The Unfiltered Records.

Have You Met a Benefactor Before?

I must admit that this was certainly a random thought and entry for me. I didn’t really thought too much about it. But when the idea popped into my head, I was like, “Yeah, I think I’ll talk about my experience of meeting a past benefactor.”

Just out of curiousity, have you ever met a benefactor in your life?

For the benefit of anybody who doesn’t quite understand the meaning of the word benefactor, it usually refers to someone who enters your life and help you with what you need and to get you to the next level. Or to help you reach a goal, or dream. Basically, a benefactor is someone that has helped you in a really big way.

Well, at least that’s how I’ve chosen to look at it.

So yes, I think that I’ve been blessed enough to have met 2 people in my life that have really helped me out over the past 8 years. Once when the head of sales and marketing for Progress decided to hire me directly to work in the company. I landed the first dream job of my tech career.

The next time was a semi-retired professional who saw that I really needed a laptop, resources and financial support. He sponsored me with everything I needed and also did that for a short period of time. Long enough for me to finally get to a better place in my journey.

The first encounter took place in Oct 2015, and the second one was in Aug 2019. Since then, I haven’t had the opportunity to meet another benefactor. There have been days where I kinda wondered, “Was that it? If that is the end for me, then I really wished I had appreciated those experiences more (not that I didn’t).” And then I would also think to myself, “Weizhi, why are you so greedy and hoping to meet another benefactor? Is meeting 2 not enough?”

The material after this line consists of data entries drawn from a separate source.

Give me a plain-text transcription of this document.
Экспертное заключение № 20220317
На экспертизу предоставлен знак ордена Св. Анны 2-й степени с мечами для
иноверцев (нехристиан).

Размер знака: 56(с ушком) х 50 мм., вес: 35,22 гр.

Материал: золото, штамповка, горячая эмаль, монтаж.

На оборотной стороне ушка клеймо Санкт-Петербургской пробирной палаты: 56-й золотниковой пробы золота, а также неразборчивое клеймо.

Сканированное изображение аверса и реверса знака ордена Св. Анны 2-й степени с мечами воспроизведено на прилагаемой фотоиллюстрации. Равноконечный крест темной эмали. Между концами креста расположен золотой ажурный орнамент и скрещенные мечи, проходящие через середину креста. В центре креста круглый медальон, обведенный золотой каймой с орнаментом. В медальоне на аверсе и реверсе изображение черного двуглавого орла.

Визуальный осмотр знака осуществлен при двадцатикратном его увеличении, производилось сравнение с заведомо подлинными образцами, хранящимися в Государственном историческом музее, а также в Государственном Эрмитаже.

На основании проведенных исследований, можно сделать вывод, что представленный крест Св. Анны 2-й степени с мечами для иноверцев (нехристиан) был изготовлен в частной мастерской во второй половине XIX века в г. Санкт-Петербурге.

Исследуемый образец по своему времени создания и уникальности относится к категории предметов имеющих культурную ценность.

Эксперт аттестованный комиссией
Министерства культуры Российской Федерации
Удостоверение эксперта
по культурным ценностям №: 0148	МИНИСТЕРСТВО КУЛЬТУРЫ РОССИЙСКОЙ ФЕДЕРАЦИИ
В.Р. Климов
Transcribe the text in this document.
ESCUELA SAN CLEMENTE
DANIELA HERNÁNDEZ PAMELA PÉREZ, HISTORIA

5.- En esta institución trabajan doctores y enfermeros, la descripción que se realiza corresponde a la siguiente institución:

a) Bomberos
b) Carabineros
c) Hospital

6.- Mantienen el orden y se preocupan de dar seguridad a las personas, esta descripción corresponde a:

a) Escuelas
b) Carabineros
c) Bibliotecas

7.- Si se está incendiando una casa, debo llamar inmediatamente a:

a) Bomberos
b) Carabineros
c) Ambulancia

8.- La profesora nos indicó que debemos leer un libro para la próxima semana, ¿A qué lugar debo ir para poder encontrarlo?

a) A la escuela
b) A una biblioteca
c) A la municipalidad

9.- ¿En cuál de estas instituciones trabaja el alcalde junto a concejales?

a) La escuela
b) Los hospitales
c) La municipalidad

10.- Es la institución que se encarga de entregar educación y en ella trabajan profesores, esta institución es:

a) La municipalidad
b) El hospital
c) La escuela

Honestly, I don’t know what the correct answer to that question should be. On one hand, I am really grateful that I met those two benefactors when I did. They really came into my life at the most critical moments and made a huge difference in my life. I will never be able to thank them enough for everything that they have done for me. Yet at the very same time, I hope to think that there shouldn’t be a limit to the number of people we can meet in life that would be willing to help us.

One Day, I Want to Pay It Forward Too.

And that really is the honest truth. My benefactors in the past have told me that they never expected anything from me. They wanted to help me because they felt that I have been authentic and that I deserved the support. The only thing that they asked me to do is to pay it forward some day.

So that is something that I really hope to do one day. To be in a position where I’m not only doing well in my own life, but also well enough that I can be there to support others. I want that. I look forward to being able to do that.

But I must also face the current reality of my circumstances. Things have been challenging, and until I can turn this situation around, I won’t be in any position to help someone else. It is precisely the reason why I’ve been having this thought bouncing around inside my head lately…“Will I ever meet another benefactor? If so, when will I meet him/her?”

I don’t know the answer to that question either. But there are moments of deep despair where I would be reminded of my past experiences, and it would give me a little bit of hope to keep hanging on, to keep going. It’s that reminder that, “If I just hold on, I might find my next breakthrough soon. And if I choose to quit, I may never be able to find out.”

This is My Space for True Authenticity

Ever since I’ve made the decision to limit the access to my journal entries to just my subscribers, I feel like this has become a personal space for me. A sacred space where I can really express myself with authenticity. I like never having to pretend to be someone that I’m not. We live in a world today where it’s always a challenge to be yourself, and honestly, to be different. Many people that I’ve met and spoken to online always seem to care more about their “image” and what others might think of them, therefore they seem to care even less about being true to themselves.

I’m not saying that having a good positive image isn’t important. But it should never be at the expense of who we are, or compromising our integrity just so that we can fit in. In the real-world, I sometimes still tell lies, or bend the truth in front of my own parents and family members. Yes, I do that. And when I’m in front of others, I sometimes still say things that I normally would not say if I know it’s safe to be myself.

One thing is good though, I am pretending and lying a lot less than I used to. These days, its down to a minimal. But it is still happening and I really hate myself for it each time that I say or do something that I know isn’t true (isn’t me). Honestly, I just wish I could totally stop with the pretending and lying. I wish I could just be 100% me in the real world. But it’s hard. And that is the truth.

So, what will you be doing this weekend?

Well, I’m already broke, so I’m thinking I’ll just remain home for the weekend. Spend some time working on a personal project, while also gaming. I’ve been spending a lot of quality gaming time in Anno 1800 and Ghost Recon Breakpoint. I’m on my second play-through of GRB, and I have been really enjoying it so far. Beyond that, I think I’m going to allow myself to catch up on sleep too. Oh yeah, and sending out more job applications.